2.1 L’utilisation du flux optique pour guider la marche

Gibson (1958) fut le premier à proposer que la réflexion de la lumière sur les objets dans le champ de vision d’un individu pouvait fournir l’information visuelle requise pour le guider lorsqu’il se déplace dans un environnement. En particulier, les changements et variations radiales de ces réflexions, constituant ce que Gibson dénommait le flux optique, permettraient de distinguer l’approche d’un objet vers l’individu, ou vice-versa (Gibson 1958). Le patron de flux optique génère, à la surface de la rétine du sujet, un foyer d’expansion dans la direction du déplacement. Gibson a donc proposé qu’une personne peut se diriger dans l’espace en maintenant son objectif dans le foyer d’expansion (voir revue : Gibson 1968). De plus, il suggère que l’interaction avec l’environnement s’effectue grâce à l’intégration de deux types d’informations visuelles : l’information extéroceptive, qui définit les caractéristiques physiques des objets (taille, formes, textures de surface), et l’information exproprioceptive, qui désigne la position ou l’orientation du corps par rapport à l’environnement.

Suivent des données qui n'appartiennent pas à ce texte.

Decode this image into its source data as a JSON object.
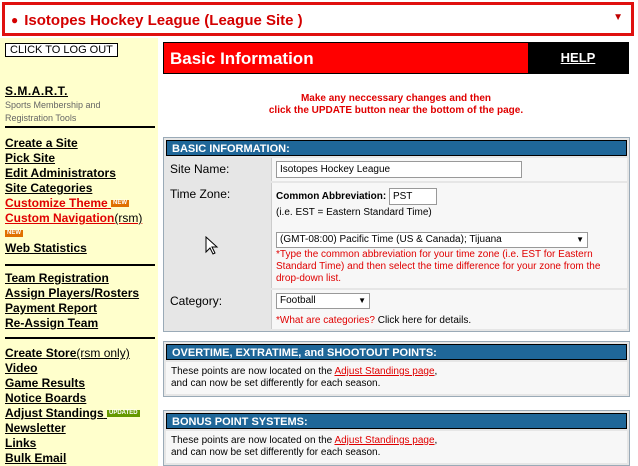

Plusieurs expériences subséquentes effectuées chez l’animal et chez l’homme ont analysé l’importance du flux optique pendant la locomotion. Par exemple, les études de Warren et ses collègues ont méticuleusement examiné l’influence du flux visuel sur la

locomotion chez l’humain, grâce à des protocoles utilisant des représentations virtuelles de l’environnement (Warren 1998; Warren et al 1988, 2001). Dans une première série d’expériences, ils ont tenté d’établir si la perception de direction du déplacement était influencée par une modulation contrôlée du flux optique. Ils ont demandé à leurs sujets, lorsque placés dans une position statique, d’indiquer si une simulation de flux optique, constituée de nombreux vecteurs dirigés vers l’horizon d’un plan visuel, leur permettait de distinguer s’ils se dirigeaient parallèlement, vers la droite/gauche, ou même directement vers le plan de surface (Warren et al 1988). Une grande majorité des sujets pouvait détecter une direction de déplacement le long du flux simulé. Par contre, lorsque le nombre de points mobiles constituant le flux optique était diminué, la sensation de déplacement était rapidement réduite. Les auteurs ont donc conclu, en accord avec Gibson (1958), que le champ visuel généré par le flux optique est essentiel pour déterminer la direction de déplacement du sujet (voir revue : Warren 1998).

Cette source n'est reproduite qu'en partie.